The European Commission will present its proposal to permanently ban Russian crude oil imports on 15 April 2026 — three days after Hungary’s parliamentary election. According to EU sources, the timing is no coincidence.

Oil to be phased out by the end of 2027

Under the Brussels proposal, Russian crude imports into the EU would be completely phased out by the end of 2027. The Commission had already committed to the oil ban in December 2025, when the European Parliament approved the gradual phase-out of Russian gas. What is new now is the concrete date and the planned implementation.

The measure would remain in force even if sanctions linked to the war in Ukraine were eased or lifted following a potential peace agreement.

The future of the Druzhba pipeline

The decision particularly affects Hungary and Slovakia, which still rely heavily on Russian crude, mainly via the Druzhba pipeline. Supplies have been disrupted since 27 January 2026, after Kyiv reported that a Russian drone strike had damaged infrastructure in western Ukraine.

On this issue, Volodymyr Zelenskyy stated that repairing the pipeline would come at “too high a price” in the lives of the workers involved. Hungary and Slovakia, however, blame Ukraine for the prolonged disruption.

EU 1%, Hungary 92%

By the final quarter of 2025, the European Union had reduced its share of Russian oil imports to just 1%. Hungary moved in the opposite direction. Before the full-scale invasion, its dependence stood at 61%; by 2025 this had risen to 92%, effectively turning a temporary EU derogation into a long-term business model.
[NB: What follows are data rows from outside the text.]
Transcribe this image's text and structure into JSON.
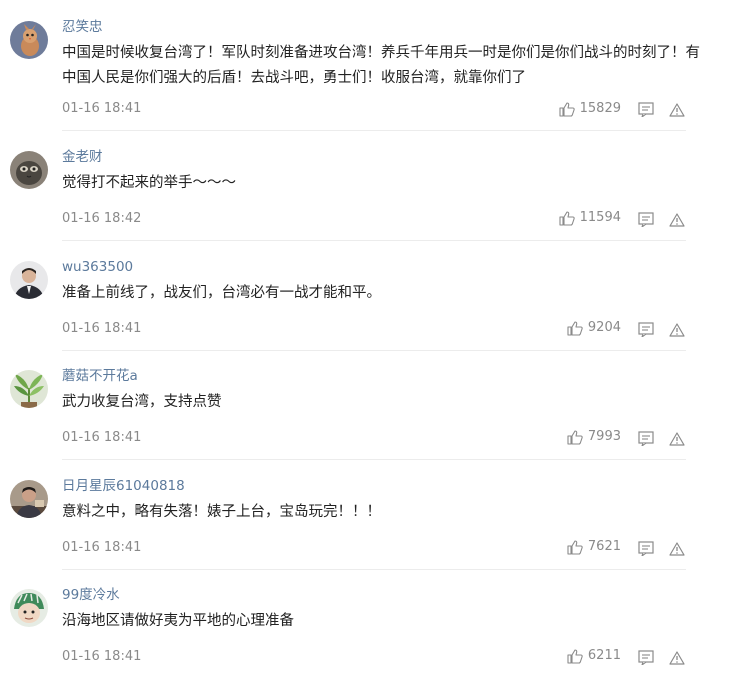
{
  "comments": [
    {
      "username": "忍笑忠",
      "content": "中国是时候收复台湾了！军队时刻准备进攻台湾！养兵千年用兵一时是你们是你们战斗的时刻了！有中国人民是你们强大的后盾！去战斗吧，勇士们！收服台湾，就靠你们了",
      "time": "01-16 18:41",
      "likes": "15829",
      "avatar": "bird-avatar-icon"
    },
    {
      "username": "金老财",
      "content": "觉得打不起来的举手～～～",
      "time": "01-16 18:42",
      "likes": "11594",
      "avatar": "cat-avatar-icon"
    },
    {
      "username": "wu363500",
      "content": "准备上前线了，战友们，台湾必有一战才能和平。",
      "time": "01-16 18:41",
      "likes": "9204",
      "avatar": "suit-man-avatar-icon"
    },
    {
      "username": "蘑菇不开花a",
      "content": "武力收复台湾，支持点赞",
      "time": "01-16 18:41",
      "likes": "7993",
      "avatar": "plant-avatar-icon"
    },
    {
      "username": "日月星辰61040818",
      "content": "意料之中，略有失落！婊子上台，宝岛玩完！！！",
      "time": "01-16 18:41",
      "likes": "7621",
      "avatar": "man-photo-avatar-icon"
    },
    {
      "username": "99度冷水",
      "content": "沿海地区请做好夷为平地的心理准备",
      "time": "01-16 18:41",
      "likes": "6211",
      "avatar": "cartoon-avatar-icon"
    }
  ],
  "colors": {
    "username": "#5c7a9c",
    "text": "#222222",
    "meta": "#8a8a8a",
    "divider": "#ececec"
  }
}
Hungary’s state-linked refiner MOL admitted in November that it could meet up to 80% of its supply needs via Croatia’s Adriatic pipeline.

Bulgaria demonstrates that the exemption was not indispensable. Sofia voluntarily ended Russian crude imports on 1 March 2024, its refinery switched to non-Russian oil, and prices did not surge.
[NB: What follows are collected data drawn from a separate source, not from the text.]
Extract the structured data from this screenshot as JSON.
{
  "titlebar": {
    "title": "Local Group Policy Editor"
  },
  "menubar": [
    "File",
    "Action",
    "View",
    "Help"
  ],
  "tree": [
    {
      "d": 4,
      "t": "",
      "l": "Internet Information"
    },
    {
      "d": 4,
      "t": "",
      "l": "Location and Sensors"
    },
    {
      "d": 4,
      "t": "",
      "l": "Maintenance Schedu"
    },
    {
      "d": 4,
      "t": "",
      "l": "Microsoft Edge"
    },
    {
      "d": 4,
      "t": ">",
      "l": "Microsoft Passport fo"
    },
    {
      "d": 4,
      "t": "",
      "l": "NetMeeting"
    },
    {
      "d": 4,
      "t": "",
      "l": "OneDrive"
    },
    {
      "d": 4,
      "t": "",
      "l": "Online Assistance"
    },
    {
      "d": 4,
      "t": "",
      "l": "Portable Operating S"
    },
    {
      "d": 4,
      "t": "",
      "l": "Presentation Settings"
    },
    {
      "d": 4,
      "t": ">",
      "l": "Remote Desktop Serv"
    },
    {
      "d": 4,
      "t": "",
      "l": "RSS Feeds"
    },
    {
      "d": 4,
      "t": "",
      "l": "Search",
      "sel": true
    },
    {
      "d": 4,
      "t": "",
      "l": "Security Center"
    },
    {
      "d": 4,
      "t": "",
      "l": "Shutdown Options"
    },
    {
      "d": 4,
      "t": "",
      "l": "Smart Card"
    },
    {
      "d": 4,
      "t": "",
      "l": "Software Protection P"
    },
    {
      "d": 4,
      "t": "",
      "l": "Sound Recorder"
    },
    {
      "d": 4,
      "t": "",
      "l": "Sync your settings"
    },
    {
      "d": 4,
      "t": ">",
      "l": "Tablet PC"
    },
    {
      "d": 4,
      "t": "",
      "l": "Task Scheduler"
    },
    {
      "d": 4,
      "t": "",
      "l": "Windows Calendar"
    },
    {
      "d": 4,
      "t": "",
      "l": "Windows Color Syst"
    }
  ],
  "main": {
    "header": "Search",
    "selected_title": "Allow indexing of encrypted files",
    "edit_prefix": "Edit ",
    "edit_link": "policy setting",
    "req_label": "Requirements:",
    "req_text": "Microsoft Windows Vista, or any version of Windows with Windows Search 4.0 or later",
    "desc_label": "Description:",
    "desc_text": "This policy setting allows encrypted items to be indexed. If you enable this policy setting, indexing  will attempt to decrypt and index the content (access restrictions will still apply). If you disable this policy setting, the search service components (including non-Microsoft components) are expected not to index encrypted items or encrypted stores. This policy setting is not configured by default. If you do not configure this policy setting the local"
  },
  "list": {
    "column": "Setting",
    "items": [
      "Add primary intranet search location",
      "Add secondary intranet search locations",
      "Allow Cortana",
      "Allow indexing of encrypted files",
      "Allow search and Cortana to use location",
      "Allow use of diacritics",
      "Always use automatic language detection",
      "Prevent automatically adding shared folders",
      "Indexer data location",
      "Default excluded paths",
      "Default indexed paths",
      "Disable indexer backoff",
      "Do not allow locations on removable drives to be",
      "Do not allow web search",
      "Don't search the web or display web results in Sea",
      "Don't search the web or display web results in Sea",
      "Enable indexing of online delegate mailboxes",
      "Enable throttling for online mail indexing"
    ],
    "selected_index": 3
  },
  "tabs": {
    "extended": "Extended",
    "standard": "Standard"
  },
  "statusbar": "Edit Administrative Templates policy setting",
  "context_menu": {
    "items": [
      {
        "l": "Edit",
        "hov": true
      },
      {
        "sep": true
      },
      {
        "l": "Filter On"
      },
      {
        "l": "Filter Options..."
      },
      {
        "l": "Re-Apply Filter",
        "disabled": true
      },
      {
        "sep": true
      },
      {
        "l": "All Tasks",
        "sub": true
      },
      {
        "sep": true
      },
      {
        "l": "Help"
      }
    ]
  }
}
Hungary would not be able to block the decision

The oil ban would follow the same legal mechanism as the Russian gas ban. Under EU law, it can be adopted by qualified majority voting and does not require unanimity. This means that one or two Member States — such as Hungary and Slovakia — cannot veto the decision.
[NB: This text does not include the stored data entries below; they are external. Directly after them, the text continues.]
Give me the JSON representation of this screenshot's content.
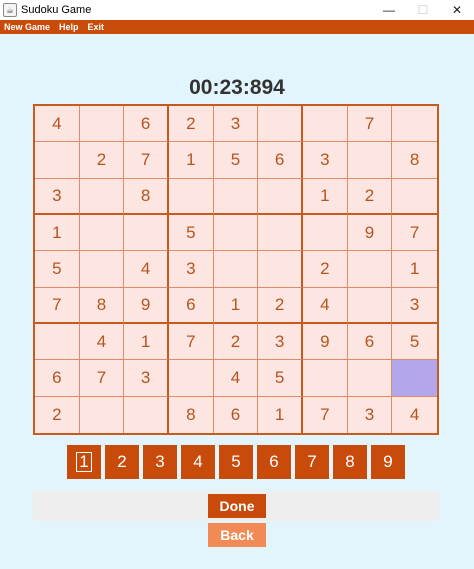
{
  "window": {
    "title": "Sudoku Game",
    "minimize": "—",
    "maximize": "☐",
    "close": "✕"
  },
  "menu": {
    "new_game": "New Game",
    "help": "Help",
    "exit": "Exit"
  },
  "timer": "00:23:894",
  "board": [
    [
      "4",
      "",
      "6",
      "2",
      "3",
      "",
      "",
      "7",
      ""
    ],
    [
      "",
      "2",
      "7",
      "1",
      "5",
      "6",
      "3",
      "",
      "8"
    ],
    [
      "3",
      "",
      "8",
      "",
      "",
      "",
      "1",
      "2",
      ""
    ],
    [
      "1",
      "",
      "",
      "5",
      "",
      "",
      "",
      "9",
      "7"
    ],
    [
      "5",
      "",
      "4",
      "3",
      "",
      "",
      "2",
      "",
      "1"
    ],
    [
      "7",
      "8",
      "9",
      "6",
      "1",
      "2",
      "4",
      "",
      "3"
    ],
    [
      "",
      "4",
      "1",
      "7",
      "2",
      "3",
      "9",
      "6",
      "5"
    ],
    [
      "6",
      "7",
      "3",
      "",
      "4",
      "5",
      "",
      "",
      ""
    ],
    [
      "2",
      "",
      "",
      "8",
      "6",
      "1",
      "7",
      "3",
      "4"
    ]
  ],
  "selected_cell": {
    "row": 8,
    "col": 9
  },
  "numpad": [
    "1",
    "2",
    "3",
    "4",
    "5",
    "6",
    "7",
    "8",
    "9"
  ],
  "buttons": {
    "done": "Done",
    "back": "Back"
  },
  "colors": {
    "accent": "#c94b0c",
    "back_button": "#f28a55",
    "cell_background": "#fde6e1",
    "selected_cell": "#b4a6ea",
    "page_background": "#e2f4fc"
  }
}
When the gas ban was adopted on 26 January, 24 Member States voted in favour, with only two opposing. The new oil embargo would be introduced under the REPowerEU framework using the same procedure. Although Budapest and Bratislava have indicated they would challenge the measure in court, the regulation would remain in force during legal proceedings.

Why this timing?

The 15 April date is politically significant as it falls immediately after Hungary’s election. This ensures the oil ban does not influence the campaign or become a central issue, while leaving any incoming government room to adjust to the new framework, Reuters reported.